Some have dismissed his clinical sensitivity on this basis. This is understandable, but wrong; quite apart from his vital theoretical contribution, patients have attested that he was remarkably sensitive to them individually. He could also be astutely tough yet kind. Perhaps he lacked confidence in the art of storytelling, or had indulged himself too little in reading and learning from biography and novels. On the other hand, psychoanalysts might value clinical storytelling too exclusively, but it is certainly on his gift for penetrating conceptual precision and the abstract generality of his theoretical contribution that Matte Blanco must be judged.
Matte Blanco’s attitude to logic was similar to that towards psychoanalytic theory. He devoted himself passionately to both and developed his original ideas out of two great conceptual breakthroughs, one from each region of thought: Freud at the turn of the century and Russell and Whitehead at about the same time. Then, just as analysts can complain that their recent theory is neglected, he also appears to have neglected the important work of more recent logicians such as the Model theory of the 1950s stemming from Alfred Tarski. It was this later development that Bion mostly used (Skelton 1989, 1990a, 1992). Though very different in character, Bion and Matte Blanco used formal logic with deep conviction; they knew and respected each other. In fact Bion’s daughter has written a thesis upon their respective uses of logic (Bion-Talamo 1973).

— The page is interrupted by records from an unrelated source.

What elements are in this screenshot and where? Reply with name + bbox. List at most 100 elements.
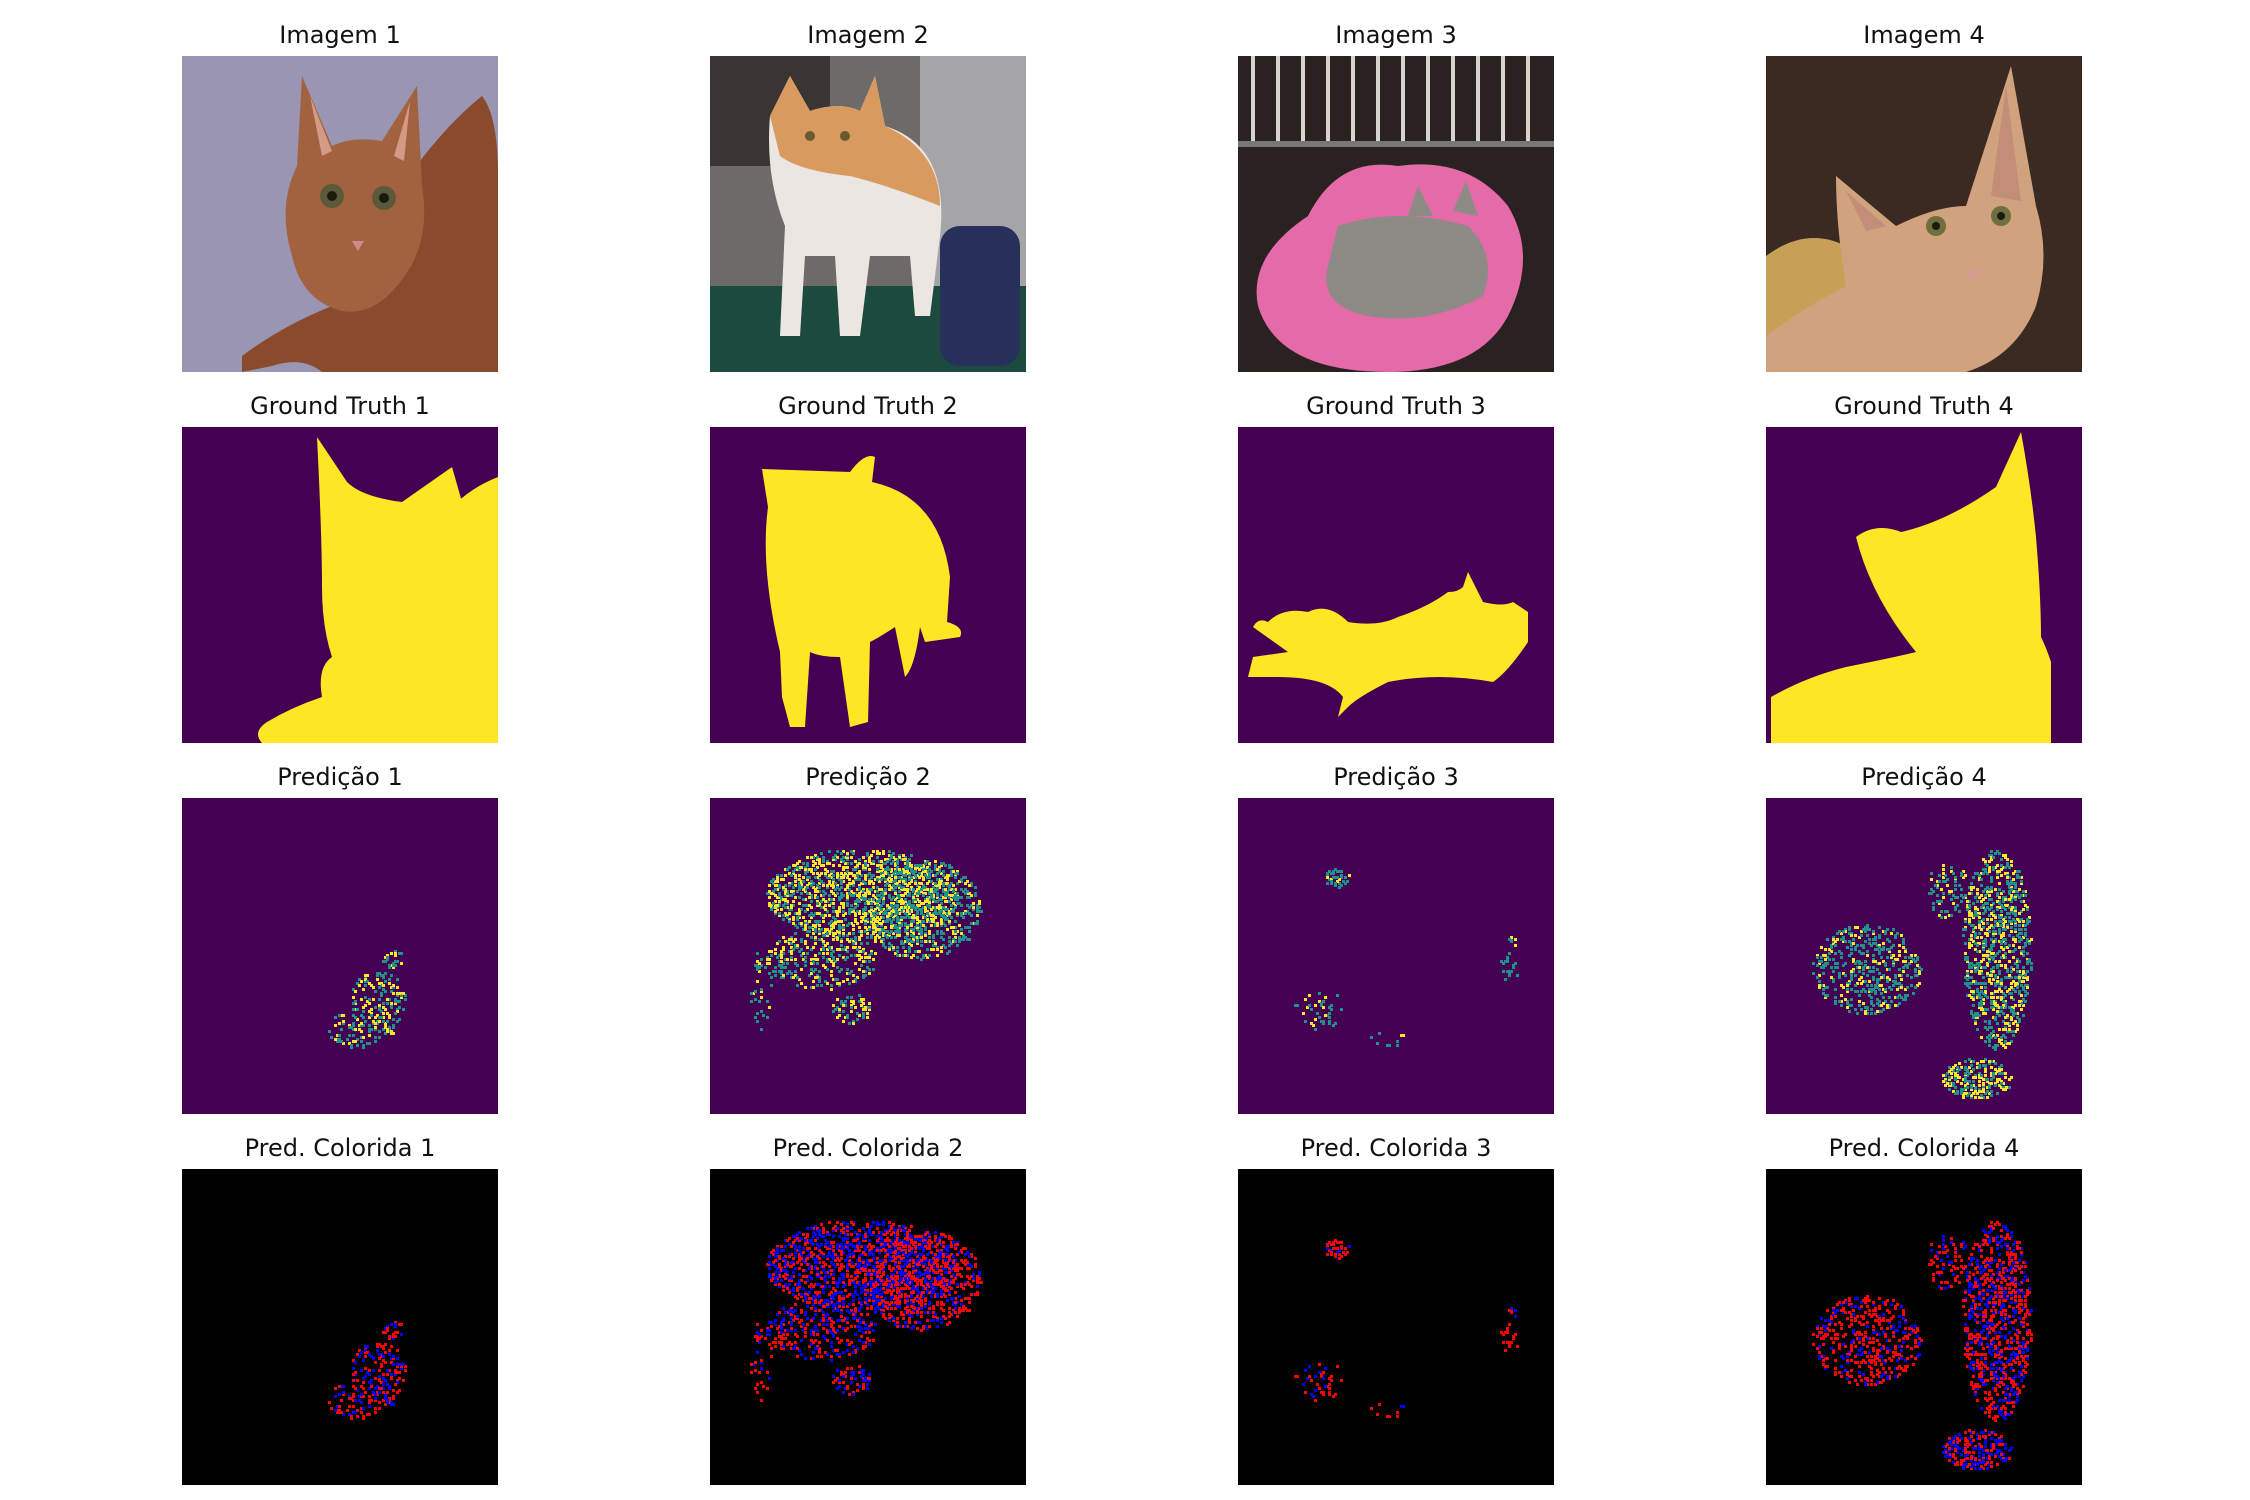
prediction-pixel [890, 886, 893, 889]
prediction-pixel [1874, 942, 1877, 945]
prediction-pixel [1960, 1090, 1963, 1093]
prediction-pixel [1982, 1078, 1985, 1081]
prediction-pixel [1330, 882, 1333, 885]
prediction-pixel [796, 868, 799, 871]
prediction-pixel [812, 864, 815, 867]
prediction-pixel [956, 896, 959, 899]
prediction-pixel [362, 1010, 365, 1013]
prediction-pixel [930, 870, 933, 873]
prediction-pixel [368, 1016, 371, 1019]
prediction-pixel [908, 888, 911, 891]
prediction-pixel [1892, 964, 1895, 967]
prediction-pixel [840, 886, 843, 889]
prediction-pixel [782, 974, 785, 977]
prediction-pixel [1972, 992, 1975, 995]
prediction-pixel [1852, 938, 1855, 941]
prediction-pixel [1816, 976, 1819, 979]
prediction-pixel [952, 870, 955, 873]
prediction-pixel [938, 904, 941, 907]
prediction-pixel [2024, 994, 2027, 997]
prediction-pixel [876, 886, 879, 889]
prediction-pixel [1970, 1060, 1973, 1063]
prediction-pixel [938, 912, 941, 915]
prediction-pixel [1858, 978, 1861, 981]
colored-prediction-pixel [374, 1411, 377, 1414]
prediction-pixel [878, 864, 881, 867]
prediction-pixel [1948, 892, 1951, 895]
prediction-pixel [918, 900, 921, 903]
prediction-pixel [1332, 870, 1335, 873]
prediction-pixel [1878, 1010, 1881, 1013]
colored-prediction-pixel [832, 1269, 835, 1272]
prediction-pixel [834, 922, 837, 925]
prediction-pixel [812, 960, 815, 963]
prediction-pixel [1818, 960, 1821, 963]
prediction-pixel [822, 856, 825, 859]
prediction-pixel [2002, 854, 2005, 857]
prediction-pixel [1988, 868, 1991, 871]
colored-prediction-pixel [890, 1295, 893, 1298]
prediction-pixel [852, 882, 855, 885]
prediction-pixel [766, 1016, 769, 1019]
prediction-pixel [950, 908, 953, 911]
prediction-pixel [870, 952, 873, 955]
prediction-pixel [814, 912, 817, 915]
prediction-pixel [1816, 964, 1819, 967]
prediction-pixel [798, 908, 801, 911]
colored-prediction-pixel [864, 1267, 867, 1270]
prediction-pixel [1920, 968, 1923, 971]
prediction-pixel [380, 984, 383, 987]
prediction-pixel [1978, 924, 1981, 927]
prediction-pixel [884, 930, 887, 933]
prediction-pixel [862, 894, 865, 897]
prediction-pixel [848, 908, 851, 911]
prediction-pixel [2008, 906, 2011, 909]
prediction-pixel [874, 940, 877, 943]
prediction-pixel [842, 934, 845, 937]
prediction-pixel [1864, 1012, 1867, 1015]
prediction-pixel [930, 908, 933, 911]
colored-prediction-pixel [392, 1395, 395, 1398]
prediction-pixel [866, 912, 869, 915]
prediction-pixel [1960, 900, 1963, 903]
colored-prediction-pixel [362, 1381, 365, 1384]
prediction-pixel [1838, 950, 1841, 953]
prediction-pixel [882, 872, 885, 875]
prediction-pixel [890, 930, 893, 933]
prediction-pixel [802, 928, 805, 931]
prediction-pixel [894, 908, 897, 911]
prediction-pixel [1936, 880, 1939, 883]
prediction-pixel [1962, 1092, 1965, 1095]
prediction-pixel [920, 912, 923, 915]
prediction-pixel [790, 952, 793, 955]
prediction-pixel [766, 962, 769, 965]
prediction-pixel [846, 904, 849, 907]
prediction-pixel [944, 908, 947, 911]
prediction-pixel [1998, 916, 2001, 919]
prediction-pixel [948, 900, 951, 903]
prediction-pixel [920, 936, 923, 939]
colored-prediction-pixel [858, 1281, 861, 1284]
prediction-pixel [886, 916, 889, 919]
prediction-pixel [928, 904, 931, 907]
colored-prediction-pixel [352, 1373, 355, 1376]
prediction-pixel [1850, 988, 1853, 991]
prediction-pixel [756, 1012, 759, 1015]
prediction-pixel [912, 904, 915, 907]
colored-prediction-pixel [808, 1297, 811, 1300]
prediction-pixel [842, 1002, 845, 1005]
prediction-pixel [840, 894, 843, 897]
prediction-pixel [908, 902, 911, 905]
prediction-pixel [1876, 948, 1879, 951]
prediction-pixel [804, 920, 807, 923]
prediction-pixel [936, 954, 939, 957]
prediction-pixel [822, 952, 825, 955]
prediction-pixel [2004, 938, 2007, 941]
prediction-pixel [1326, 1014, 1329, 1017]
prediction-pixel [800, 982, 803, 985]
prediction-pixel [1836, 962, 1839, 965]
prediction-pixel [836, 936, 839, 939]
prediction-pixel [924, 910, 927, 913]
colored-prediction-pixel [368, 1401, 371, 1404]
prediction-pixel [870, 914, 873, 917]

An accident in 1990 left his brain severely damaged so that his memory was irremediably impaired. It was dreadful for him and for his family. Very occasionally, something magical happened, and for a few seconds his mind was clear and great again, with its old kindly emotionality and consistent logicality. It was soon gone, but was enough to remind his friends of a triumph of one human spirit. Matte Blanco died in 1995.
This book is no substitute for the original work. Being an elementary introduction it brushes aside many lines of thought which are investigated exhaustively by Matte Blanco’s meticulous mind. The very value of the approach we are considering rests first upon a surrender to, then argument with, and finally use of precise thoughtfulness. The best way to achieve this facility is by tackling Matte Blanco himself. Read him when you have finished this book.